No caso do Campeche, a apreensão se deu depois de um desentendimento entre as embarcações da parelha de rede do Chico Doca com o pessoal do Nem. Num acordo interno, as duas embarcações fariam revezamento para fazer o cerco, mas a embarcação do Nem só tem autorização para sair de segunda, ou seja, somente depois que a primeira canoa faz o cerco é que poderia ter entrado no mar. No entanto, o acordo interno não era unanimidade entre todos os envolvidos. Os peixes apreendidos foram doados.
Já na noite domingo, segundo pescadores, um bote motorizado cercou em torno de mil peixes na Barra da Lagoa. Na tarde de segunda (16), a Polícia Militar Ambiental apreendeu outra embarcação em Balneário Camboriú sem licença para pesca da tainha. Isso sem contar as inúmeras denúncias que acabam não sendo flagradas devido à velocidade como agem os irregulares.
Diante da situação, os pescadores associados à Appaecsc (Associação dos Pescadores Profissionais Artesanais de Emalhe Costeiro de Santa Catarina) se comprometeram junto aos órgãos de fiscalização de não se lançarem ao mar sem licenças. Quem fizer será expulso da associação. Além disso, a corrente de pescadores está mais atuante nas denúncias aos órgãos de fiscalização. “Tem que denunciar isso, porque não é certo. O próprio pescador quer se habituar ao regime regrado, mas tem uns perversos”, diz Laurentino Benedito Neves.

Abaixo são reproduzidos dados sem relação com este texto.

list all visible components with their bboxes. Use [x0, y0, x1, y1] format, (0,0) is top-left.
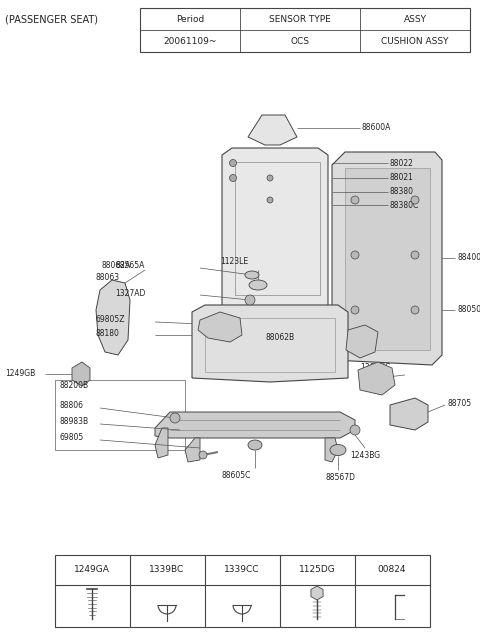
Text: 88022: 88022: [390, 159, 414, 168]
Circle shape: [267, 175, 273, 181]
Text: 88983B: 88983B: [60, 417, 89, 426]
Text: 88063: 88063: [95, 273, 119, 282]
Text: 88200B: 88200B: [60, 381, 89, 390]
Circle shape: [351, 251, 359, 259]
Text: (PASSENGER SEAT): (PASSENGER SEAT): [5, 14, 98, 24]
Polygon shape: [192, 305, 348, 382]
Circle shape: [245, 295, 255, 305]
Bar: [55, 380, 185, 450]
Text: 1243BG: 1243BG: [350, 451, 380, 460]
Circle shape: [411, 196, 419, 204]
Circle shape: [229, 159, 237, 166]
Circle shape: [267, 197, 273, 203]
Polygon shape: [345, 168, 430, 350]
Text: 69805: 69805: [60, 433, 84, 442]
Polygon shape: [155, 412, 355, 438]
Text: 88400: 88400: [457, 253, 480, 262]
Ellipse shape: [249, 280, 267, 290]
Polygon shape: [332, 152, 442, 365]
Polygon shape: [390, 398, 428, 430]
Text: 20061109~: 20061109~: [163, 36, 216, 45]
Circle shape: [350, 425, 360, 435]
Ellipse shape: [248, 440, 262, 450]
Text: 88565A: 88565A: [115, 260, 144, 269]
Text: OCS: OCS: [290, 36, 310, 45]
Ellipse shape: [330, 445, 346, 456]
Text: 69805Z: 69805Z: [95, 314, 124, 323]
Text: 1339BC: 1339BC: [149, 566, 185, 575]
Text: 00824: 00824: [378, 566, 406, 575]
Text: 1123LE: 1123LE: [220, 257, 248, 266]
Text: 88806: 88806: [60, 401, 84, 410]
Text: 1362NC: 1362NC: [360, 364, 390, 372]
Polygon shape: [185, 438, 200, 462]
Polygon shape: [358, 362, 395, 395]
Circle shape: [170, 413, 180, 423]
Bar: [55, 555, 430, 627]
Text: 88705: 88705: [447, 399, 471, 408]
Text: 88380: 88380: [390, 188, 414, 196]
Text: 88605C: 88605C: [222, 470, 252, 479]
Text: 88380C: 88380C: [390, 200, 419, 209]
Text: 88021: 88021: [390, 173, 414, 182]
Text: 1125DG: 1125DG: [299, 566, 336, 575]
Polygon shape: [325, 438, 338, 462]
Bar: [140, 8, 470, 52]
Text: ASSY: ASSY: [404, 15, 427, 24]
Polygon shape: [311, 586, 323, 600]
Circle shape: [351, 196, 359, 204]
Circle shape: [229, 175, 237, 182]
Text: CUSHION ASSY: CUSHION ASSY: [381, 36, 449, 45]
Polygon shape: [72, 362, 90, 386]
Circle shape: [199, 451, 207, 459]
Text: Period: Period: [176, 15, 204, 24]
Polygon shape: [155, 428, 168, 458]
Polygon shape: [346, 325, 378, 358]
Polygon shape: [198, 312, 242, 342]
Circle shape: [411, 251, 419, 259]
Ellipse shape: [245, 271, 259, 279]
Text: 88062B: 88062B: [266, 333, 295, 342]
Circle shape: [351, 306, 359, 314]
Text: 88180: 88180: [95, 328, 119, 337]
Text: 88050D: 88050D: [457, 305, 480, 314]
Text: 88567D: 88567D: [326, 472, 356, 481]
Circle shape: [411, 306, 419, 314]
Text: 88062A: 88062A: [102, 260, 131, 269]
Text: 1339CC: 1339CC: [224, 566, 260, 575]
Text: 1327AD: 1327AD: [115, 289, 145, 298]
Text: 88600A: 88600A: [362, 124, 391, 132]
Text: 1249GA: 1249GA: [74, 566, 110, 575]
Text: SENSOR TYPE: SENSOR TYPE: [269, 15, 331, 24]
Text: 1249GB: 1249GB: [5, 369, 35, 378]
Polygon shape: [248, 115, 297, 145]
Polygon shape: [222, 148, 328, 315]
Polygon shape: [96, 280, 130, 355]
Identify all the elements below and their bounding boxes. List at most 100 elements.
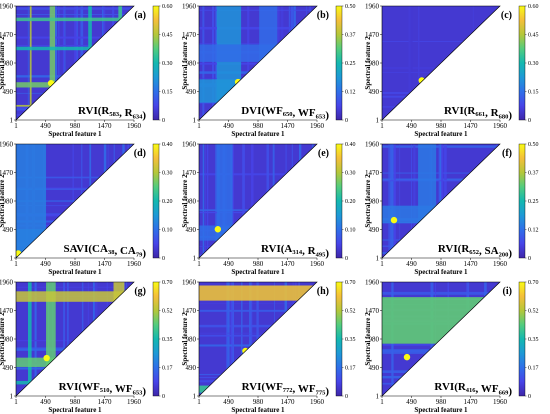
x-tick-label: 1960	[127, 398, 142, 406]
index-subscript: 653	[133, 389, 144, 396]
vegetation-index-label: RVI(R661, R680)	[444, 105, 512, 121]
index-subscript: 775	[316, 389, 327, 396]
y-tick-label: 980	[186, 335, 197, 343]
index-subscript: 495	[316, 251, 327, 258]
colorbar-tick-label: 0.20	[345, 199, 356, 205]
heatmap-stripe	[288, 6, 291, 120]
y-tick-label: 1470	[182, 169, 197, 177]
colorbar-tick-label: 0.35	[162, 337, 173, 343]
x-tick-label: 980	[70, 398, 81, 406]
heatmap-stripe	[199, 71, 317, 74]
y-tick-label: 980	[3, 335, 14, 343]
heatmap-stripe	[62, 6, 65, 120]
y-tick-label: 1	[193, 116, 197, 124]
heatmap-stripe	[16, 92, 134, 94]
heatmap-stripe	[484, 282, 487, 396]
colorbar-tick-label: 0.70	[528, 280, 539, 286]
x-axis-label: Spectral feature 1	[231, 406, 285, 414]
colorbar	[518, 5, 526, 121]
heatmap-stripe	[199, 246, 317, 247]
heatmap-stripe	[382, 291, 500, 295]
heatmap-stripe	[251, 144, 254, 258]
colorbar-tick-label: 0.17	[162, 366, 173, 372]
colorbar-tick-label: 0.35	[345, 337, 356, 343]
index-subscript: 79	[136, 251, 143, 258]
heatmap-stripe	[107, 144, 109, 258]
x-tick-label: 490	[406, 122, 417, 130]
heatmap-stripe	[16, 106, 134, 109]
colorbar-tick-label: 0.12	[528, 228, 539, 234]
x-axis-label: Spectral feature 1	[48, 268, 102, 276]
heatmap-stripe	[81, 144, 83, 258]
heatmap-stripe	[122, 282, 125, 396]
x-tick-label: 1	[380, 398, 384, 406]
index-text: , WF	[476, 383, 499, 395]
colorbar-tick-label: 0.35	[528, 337, 539, 343]
heatmap-stripe	[199, 173, 317, 176]
heatmap-stripe	[250, 282, 253, 396]
heatmap-stripe	[55, 6, 58, 120]
index-subscript: 416	[466, 387, 477, 394]
heatmap-band-horizontal	[382, 297, 500, 344]
heatmap-band-vertical	[27, 282, 32, 396]
x-tick-label: 980	[436, 260, 447, 268]
index-text: )	[142, 247, 146, 259]
index-text: )	[142, 385, 146, 397]
heatmap-stripe	[382, 294, 500, 295]
heatmap-stripe	[438, 144, 441, 258]
heatmap-stripe	[231, 144, 234, 258]
heatmap-band-horizontal	[199, 79, 317, 103]
colorbar-tick-label: 0	[162, 118, 165, 124]
index-text: RVI(A	[261, 243, 292, 255]
heatmap-stripe	[199, 9, 317, 11]
colorbar-tick-label: 0	[162, 394, 165, 400]
y-tick-label: 980	[186, 197, 197, 205]
heatmap-stripe	[382, 95, 500, 98]
y-tick-label: 490	[369, 226, 380, 234]
heatmap-stripe	[391, 144, 394, 258]
y-tick-label: 1470	[0, 307, 14, 315]
y-axis-label: Spectral feature 2	[181, 312, 189, 366]
heatmap-stripe	[266, 144, 269, 258]
index-text: RVI(R	[438, 243, 470, 255]
colorbar	[335, 281, 343, 397]
x-tick-label: 980	[436, 122, 447, 130]
heatmap-stripe	[410, 6, 413, 120]
heatmap-band-horizontal	[199, 285, 317, 301]
heatmap-stripe	[122, 144, 125, 258]
y-tick-label: 1	[10, 392, 14, 400]
colorbar-tick-label: 0.15	[162, 90, 173, 96]
y-axis-label: Spectral feature 2	[0, 312, 6, 366]
heatmap-stripe	[444, 144, 446, 258]
heatmap-stripe	[16, 7, 134, 10]
colorbar	[152, 143, 160, 259]
heatmap-band-vertical	[418, 144, 437, 258]
heatmap-stripe	[291, 6, 294, 120]
x-tick-label: 1960	[310, 122, 325, 130]
colorbar-tick-label: 0.25	[528, 199, 539, 205]
x-tick-label: 1960	[310, 398, 325, 406]
heatmap-stripe	[121, 282, 125, 396]
y-tick-label: 1960	[365, 140, 380, 148]
x-tick-label: 1470	[281, 122, 296, 130]
panel-label: (h)	[317, 286, 329, 297]
y-tick-label: 980	[3, 197, 14, 205]
heatmap-stripe	[199, 26, 317, 30]
heatmap-stripe	[202, 144, 205, 258]
heatmap-stripe	[67, 282, 69, 396]
heatmap-stripe	[16, 339, 134, 342]
colorbar-tick-label: 0.17	[345, 366, 356, 372]
index-text: )	[508, 247, 512, 259]
colorbar	[335, 5, 343, 121]
index-text: RVI(WF	[242, 381, 283, 393]
heatmap-stripe	[113, 144, 115, 258]
y-axis-label: Spectral feature 2	[364, 174, 372, 228]
index-subscript: 314	[292, 249, 303, 256]
y-tick-label: 1	[193, 254, 197, 262]
colorbar-tick-label: 0.40	[162, 142, 173, 148]
x-tick-label: 490	[40, 260, 51, 268]
index-subscript: 634	[133, 113, 144, 120]
panel-label: (a)	[134, 10, 146, 21]
y-tick-label: 980	[3, 59, 14, 67]
x-tick-label: 980	[70, 122, 81, 130]
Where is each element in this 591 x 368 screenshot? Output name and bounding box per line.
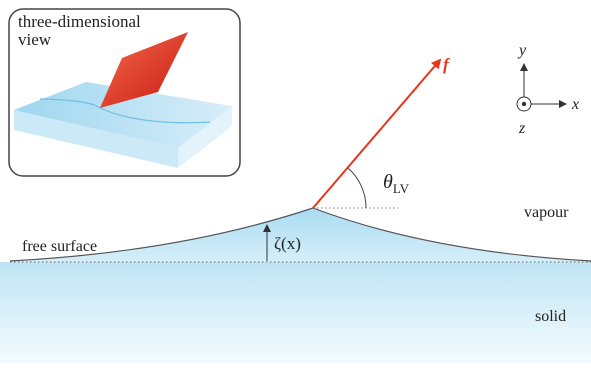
wetting-ridge xyxy=(10,208,591,262)
height-label: ζ(x) xyxy=(274,234,301,253)
inset-title-line1: three-dimensional xyxy=(18,12,141,31)
inset-ridge-line xyxy=(39,98,211,124)
y-axis-label: y xyxy=(517,42,527,59)
force-arrow xyxy=(312,58,442,209)
inset-3d-view: three-dimensional view xyxy=(8,8,241,177)
force-label: f xyxy=(443,55,451,74)
angle-arc xyxy=(347,167,367,209)
inset-force-plane xyxy=(100,32,188,108)
x-axis-label: x xyxy=(571,96,579,113)
inset-box-top xyxy=(14,82,232,148)
angle-symbol: θ xyxy=(383,171,393,193)
inset-box-side xyxy=(178,106,232,168)
z-axis-dot-icon xyxy=(521,101,527,107)
solid-label: solid xyxy=(535,308,566,325)
angle-subscript: LV xyxy=(393,181,410,196)
vapour-label: vapour xyxy=(524,204,569,221)
z-axis-label: z xyxy=(518,120,526,137)
inset-title-line2: view xyxy=(18,30,52,49)
free-surface-line xyxy=(9,207,591,262)
coordinate-axes: y x z xyxy=(516,42,579,137)
free-surface-label: free surface xyxy=(22,238,97,255)
solid-region xyxy=(0,262,591,363)
inset-box-front xyxy=(14,110,178,168)
angle-label: θLV xyxy=(383,171,410,196)
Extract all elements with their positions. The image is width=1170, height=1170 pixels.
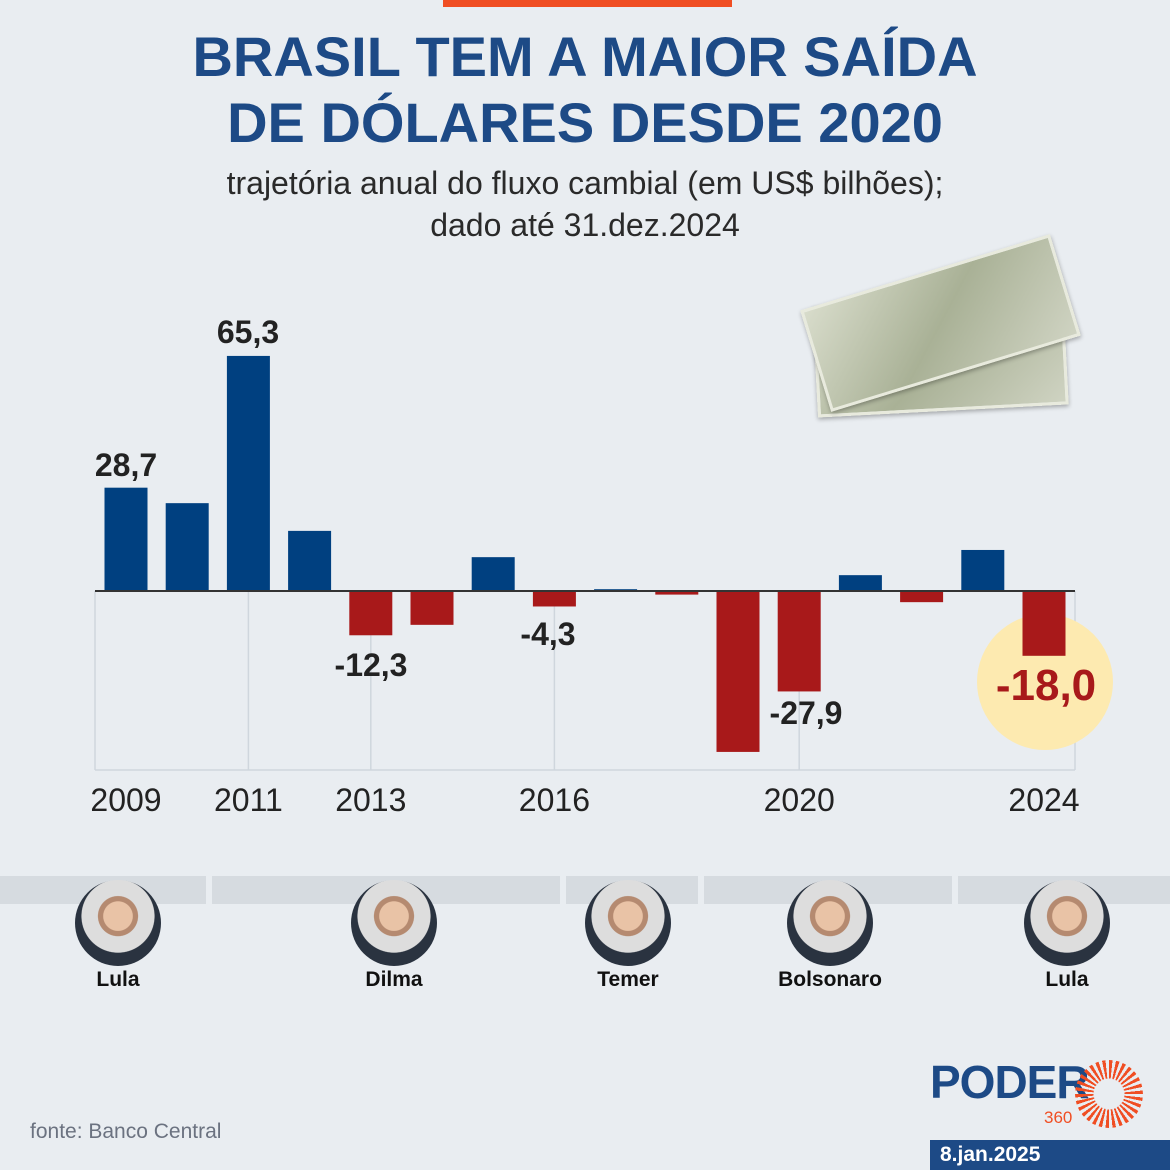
bar-2010 <box>165 503 209 591</box>
avatar <box>351 880 437 966</box>
poder360-logo: PODER 360 <box>930 1056 1090 1138</box>
bar-2015 <box>471 557 515 591</box>
president-name: Lula <box>96 968 140 991</box>
x-tick-label: 2009 <box>90 782 161 818</box>
data-label-2016: -4,3 <box>520 616 575 652</box>
avatar <box>585 880 671 966</box>
sun-logo-icon <box>1075 1060 1143 1128</box>
subtitle-line-1: trajetória anual do fluxo cambial (em US… <box>226 165 944 201</box>
title: BRASIL TEM A MAIOR SAÍDA DE DÓLARES DESDE… <box>0 24 1170 156</box>
bar-2021 <box>838 575 882 591</box>
x-tick-label: 2013 <box>335 782 406 818</box>
avatar <box>75 880 161 966</box>
title-line-2: DE DÓLARES DESDE 2020 <box>227 91 943 154</box>
bar-2012 <box>288 530 332 591</box>
data-label-2009: 28,7 <box>95 447 157 483</box>
president-name: Bolsonaro <box>778 968 882 991</box>
x-tick-label: 2016 <box>519 782 590 818</box>
data-label-2013: -12,3 <box>335 647 408 683</box>
data-label-2020: -27,9 <box>770 695 843 731</box>
bar-2013 <box>349 591 393 636</box>
bar-2018 <box>655 591 699 595</box>
logo-text: PODER <box>930 1056 1090 1108</box>
bar-2024 <box>1022 591 1066 656</box>
x-tick-label: 2020 <box>764 782 835 818</box>
source-note: fonte: Banco Central <box>30 1120 222 1143</box>
title-line-1: BRASIL TEM A MAIOR SAÍDA <box>192 25 978 88</box>
subtitle: trajetória anual do fluxo cambial (em US… <box>0 162 1170 246</box>
bar-2023 <box>961 549 1005 591</box>
bar-2011 <box>226 355 270 591</box>
publish-date: 8.jan.2025 <box>930 1140 1170 1170</box>
bar-2020 <box>777 591 821 692</box>
bar-2014 <box>410 591 454 625</box>
subtitle-line-2: dado até 31.dez.2024 <box>430 207 740 243</box>
president-lula: Lula <box>48 880 188 992</box>
president-bolsonaro: Bolsonaro <box>760 880 900 992</box>
data-label-2024: -18,0 <box>996 661 1096 710</box>
bar-chart: 2009 2011 2013 2016 2020 2024 28,7 65,3 -12,3 -4,… <box>90 314 1113 818</box>
bar-2009 <box>104 487 148 591</box>
president-dilma: Dilma <box>324 880 464 992</box>
bar-2019 <box>716 591 760 752</box>
bar-2016 <box>532 591 576 607</box>
logo-360: 360 <box>1044 1108 1073 1127</box>
bar-2022 <box>900 591 944 603</box>
avatar <box>787 880 873 966</box>
president-lula-2: Lula <box>997 880 1137 992</box>
president-temer: Temer <box>558 880 698 992</box>
accent-bar <box>443 0 732 7</box>
highlight-circle <box>977 614 1113 750</box>
president-name: Dilma <box>365 968 423 991</box>
president-name: Lula <box>1045 968 1089 991</box>
avatar <box>1024 880 1110 966</box>
x-tick-label: 2024 <box>1008 782 1079 818</box>
data-label-2011: 65,3 <box>217 314 279 350</box>
x-tick-label: 2011 <box>214 782 283 818</box>
president-name: Temer <box>597 968 659 991</box>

Passado o desentendimento do fim de semana, a segunda-feira foi de reflexão na praia do Campeche, segundo Saulo Inácio, 50. “Ainda não pegamos nada aqui, a maré está cheia, é bom pra ficar refletindo. Aqui no Campeche, agora, só dará tainha mesmo depois que esse vento virar”, afirma. Enquanto o barco Glória da parelha do Getúlio e Neco não vai ao mar, Saulo atualiza os demais companheiros das notícias que chegam via Whatsapp. "Pessoal do Santa Marta [Farol de Santa Marta] tem matado algumas, mas não muita coisa!", avisa.